The Mexican currency MXN=D2 gained about 0.7 percent to 17.781 per dollar, a level not seen since May 2016. It has more than recovered from a plunge after Trump was elected and threatened to impose punitive tariffs on Mexican goods to protect U.S. industry.
Expectations that Trump will not shred the North American Free Trade Agreement have fed demand for the peso and helped make it the top-performing emerging-markets currency this year, with a 17 percent gain. On Wednesday it was 3 percent stronger than just before Trump unexpectedly won the election.
"None of the fears associated with Trump relative to Mexico have come anywhere near to fruition," said Richard Scalone, co-head of foreign exchange at TJM Brokerage in Chicago. "Assuming you don't see a spike in U.S. yields or an absolute implosion in the price of oil, I'd say the probability is that the peso continues to strengthen."

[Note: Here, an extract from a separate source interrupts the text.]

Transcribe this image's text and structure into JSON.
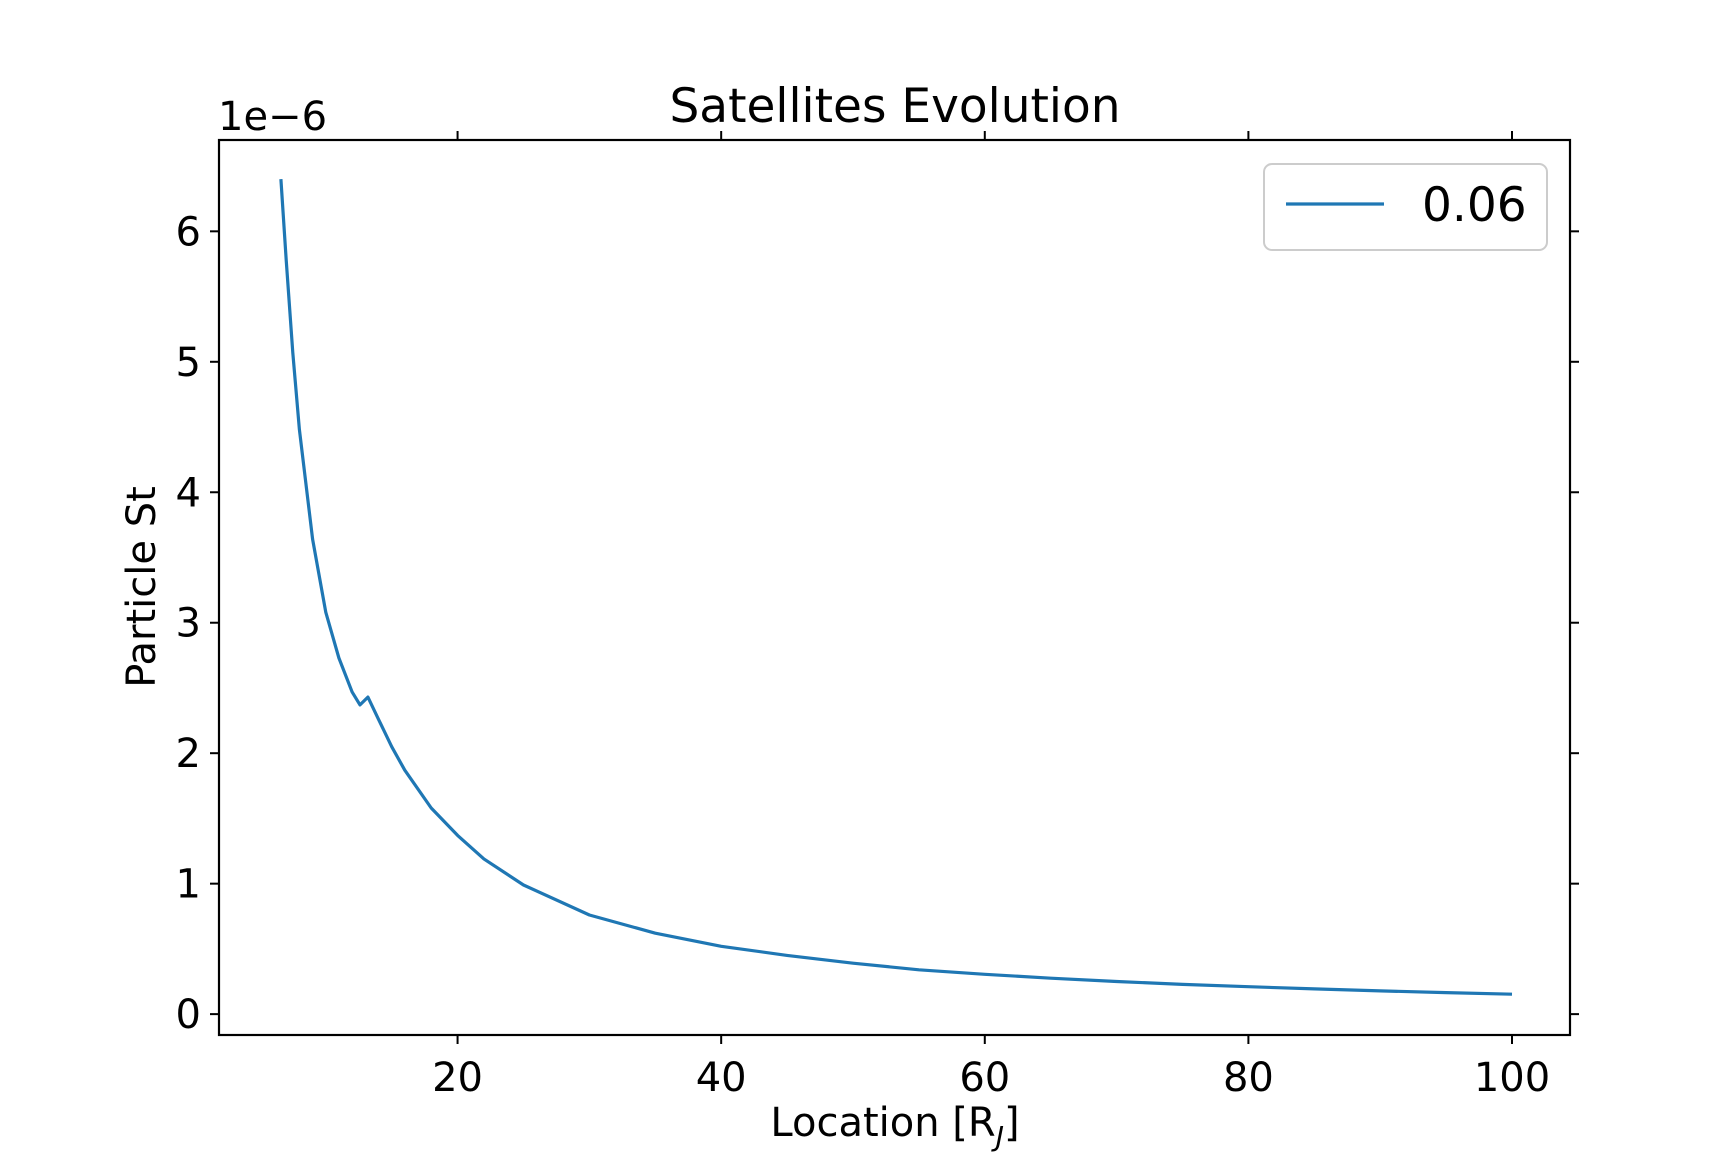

Scalone said the peso could reach 16 per dollar, a level where he would consider selling. Strategists in a Reuters poll on average forecast last week that the peso would end 2017 at 18.5 per dollar.
Wednesday's peso gain stemmed partly from Premier Oil Plc's (PMO.L) discovery of potentially more than 1 billion barrels of oil off the coast of Mexico, a major victory for Latin America's No. 2 economy.
Emerging markets currencies also benefited after Yellen said U.S. interest rates would not have to rise much further to reach what the Fed considers a neutral rate. An increase in the spread between U.S. and Mexican interest rates could lure more traders to borrow dollars to buy Mexican peso debt.
At last week's G20 summit in Hamburg, Trump hailed progress on trade after meeting Mexican President Enrique Pena Nieto for the first time, while Mexico's government said it expected a general agreement on modernizing NAFTA by the end of 2017.